Real tutoring for all students (and not just helping with homework) works

Schools and districts where students missed significant academic instruction can still implement accelerated learning along with additional supports. At the Guilford County School District in North Carolina, remediation was never an option. Instead, they launched a district-wide tutoring program to support students and teachers.  

“We don’t believe in repeating grades,” says Guilford superintendent Sharon Contreras. “There’s enough evidence and research to point to the negative outcomes that has on students and acceleration is much more effective.” 

Using Title I funding and resources through federal ESSER legislation, Guilford invested in graduate, undergraduate, and high-achieving high school students to serve as one-on-one math tutors. The program was so popular that it is expanding this year to include other subject areas and the district plans to continue it for the foreseeable future. 

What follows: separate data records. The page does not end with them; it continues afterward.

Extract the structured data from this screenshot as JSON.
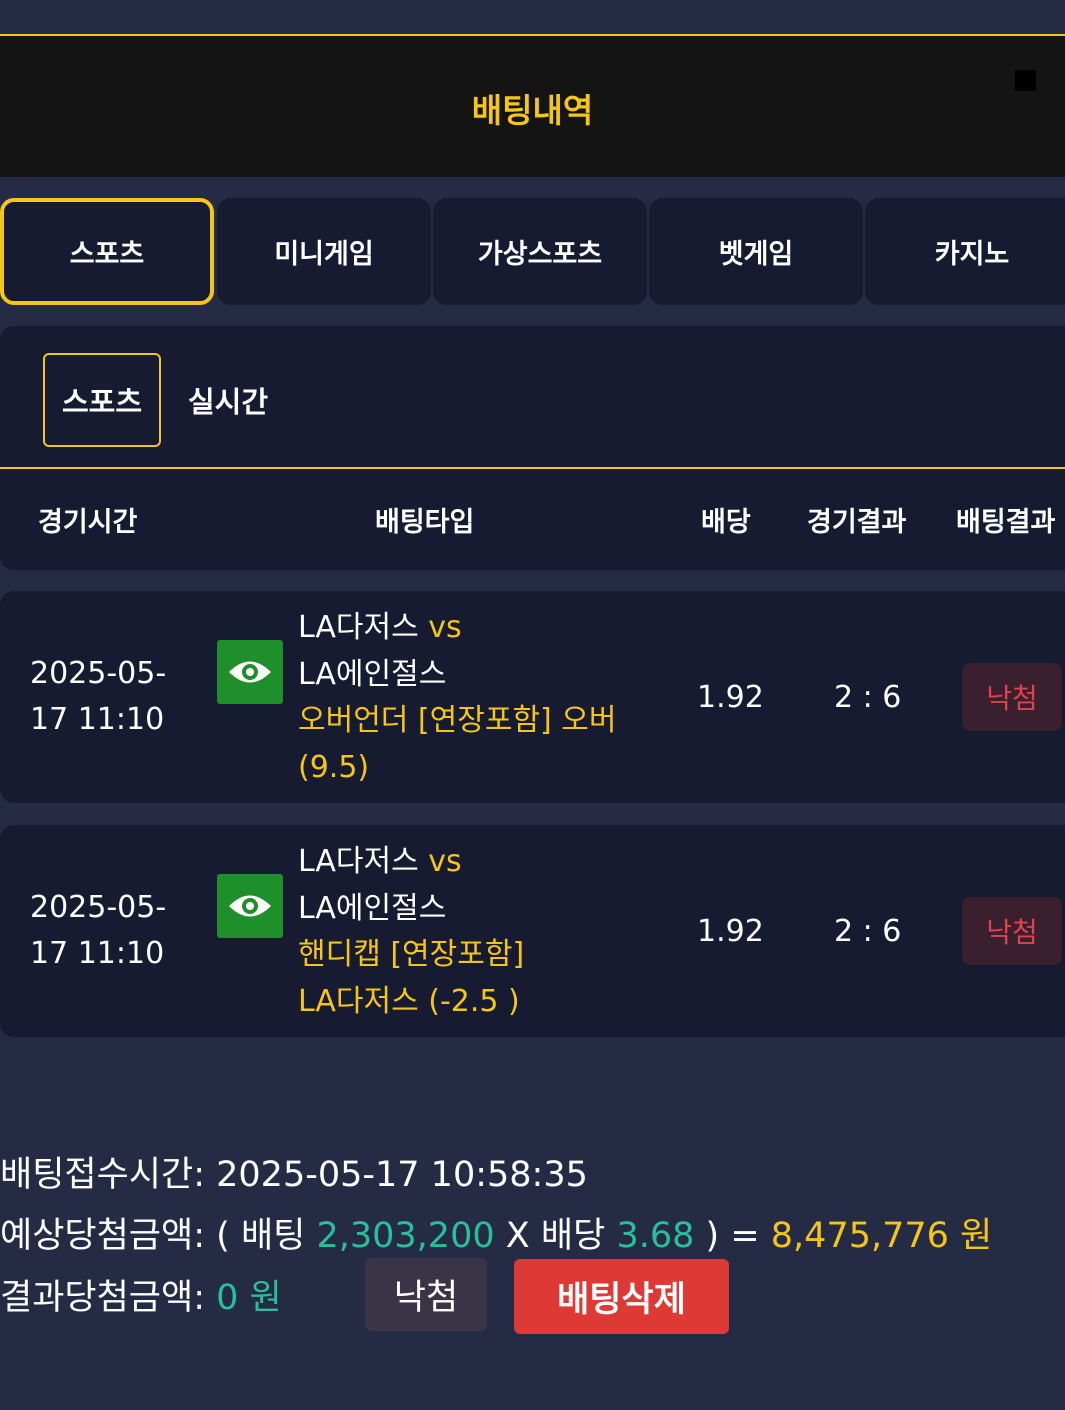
{
  "header": {
    "title": "배팅내역"
  },
  "tabs": [
    {
      "label": "스포츠",
      "active": true
    },
    {
      "label": "미니게임",
      "active": false
    },
    {
      "label": "가상스포츠",
      "active": false
    },
    {
      "label": "벳게임",
      "active": false
    },
    {
      "label": "카지노",
      "active": false
    }
  ],
  "subtabs": [
    {
      "label": "스포츠",
      "active": true
    },
    {
      "label": "실시간",
      "active": false
    }
  ],
  "columns": {
    "time": "경기시간",
    "bet_type": "배팅타입",
    "odds": "배당",
    "game_result": "경기결과",
    "bet_result": "배팅결과"
  },
  "rows": [
    {
      "time_date": "2025-05-",
      "time_clock": "17 11:10",
      "home": "LA다저스",
      "vs": "vs",
      "away": "LA에인절스",
      "market": "오버언더 [연장포함] 오버",
      "pick": "(9.5)",
      "odds": "1.92",
      "score": "2 : 6",
      "result": "낙첨"
    },
    {
      "time_date": "2025-05-",
      "time_clock": "17 11:10",
      "home": "LA다저스",
      "vs": "vs",
      "away": "LA에인절스",
      "market": "핸디캡 [연장포함]",
      "pick": "LA다저스 (-2.5 )",
      "odds": "1.92",
      "score": "2 : 6",
      "result": "낙첨"
    }
  ],
  "summary": {
    "receipt_label": "배팅접수시간:",
    "receipt_time": "2025-05-17 10:58:35",
    "expected_label": "예상당첨금액:",
    "open_paren": "(",
    "bet_label": "배팅",
    "bet_amount": "2,303,200",
    "times": "X",
    "odds_label": "배당",
    "total_odds": "3.68",
    "close_paren": ")",
    "equals": "=",
    "expected_amount": "8,475,776 원",
    "result_label": "결과당첨금액:",
    "result_amount": "0 원",
    "status_button": "낙첨",
    "delete_button": "배팅삭제"
  },
  "colors": {
    "accent": "#f5c518",
    "background": "#262b45",
    "panel": "#161b31",
    "green": "#27c09a",
    "lose_text": "#e0424b",
    "delete_button": "#dd3a35"
  }
}
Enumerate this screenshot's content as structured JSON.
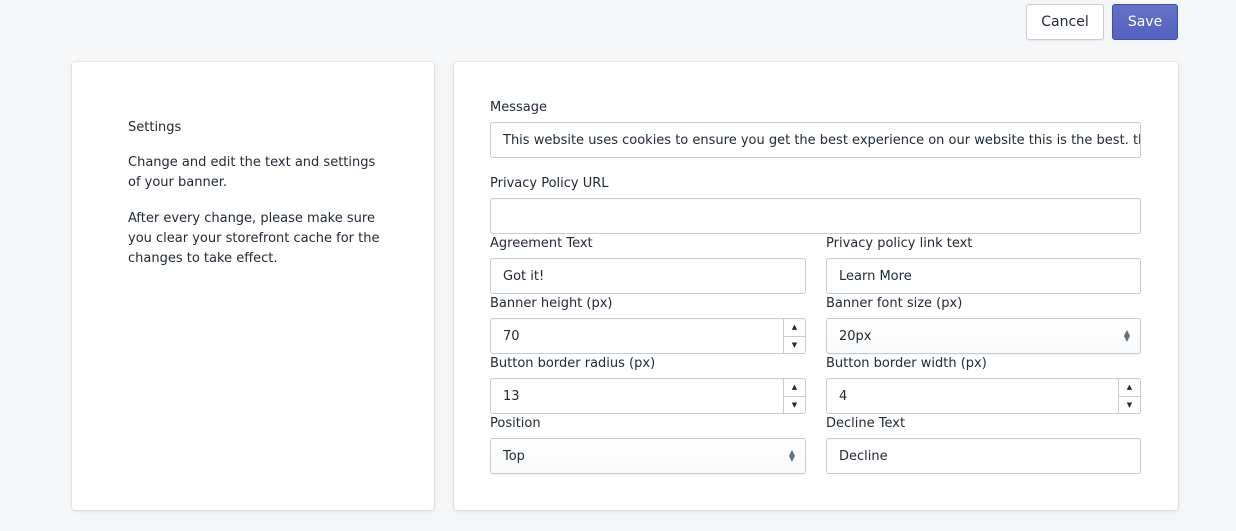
{
  "toolbar": {
    "cancel_label": "Cancel",
    "save_label": "Save"
  },
  "sidebar": {
    "title": "Settings",
    "description_1": "Change and edit the text and settings of your banner.",
    "description_2": "After every change, please make sure you clear your storefront cache for the changes to take effect."
  },
  "form": {
    "message": {
      "label": "Message",
      "value": "This website uses cookies to ensure you get the best experience on our website this is the best. thank"
    },
    "privacy_url": {
      "label": "Privacy Policy URL",
      "value": ""
    },
    "agreement_text": {
      "label": "Agreement Text",
      "value": "Got it!"
    },
    "privacy_link_text": {
      "label": "Privacy policy link text",
      "value": "Learn More"
    },
    "banner_height": {
      "label": "Banner height (px)",
      "value": "70"
    },
    "banner_font_size": {
      "label": "Banner font size (px)",
      "value": "20px"
    },
    "button_border_radius": {
      "label": "Button border radius (px)",
      "value": "13"
    },
    "button_border_width": {
      "label": "Button border width (px)",
      "value": "4"
    },
    "position": {
      "label": "Position",
      "value": "Top"
    },
    "decline_text": {
      "label": "Decline Text",
      "value": "Decline"
    }
  },
  "icons": {
    "stepper_up": "▲",
    "stepper_down": "▼",
    "select_up": "▲",
    "select_down": "▼"
  },
  "colors": {
    "primary": "#5c6ac4",
    "background": "#f4f6f8"
  }
}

“We didn’t want tutoring to be homework help. Students needed just-in-time support to see where they were getting stuck,” says Guilford’s chief academic officer Whitney Oakley. “For example, we had a middle school student who improved her math grade by 30 points after just five weeks of tutoring. She was trying to figure it out on her own and couldn’t do it,” but the personalized help from her tutor helped fill in the gap. “We’re meeting the needs of students we couldn’t before.”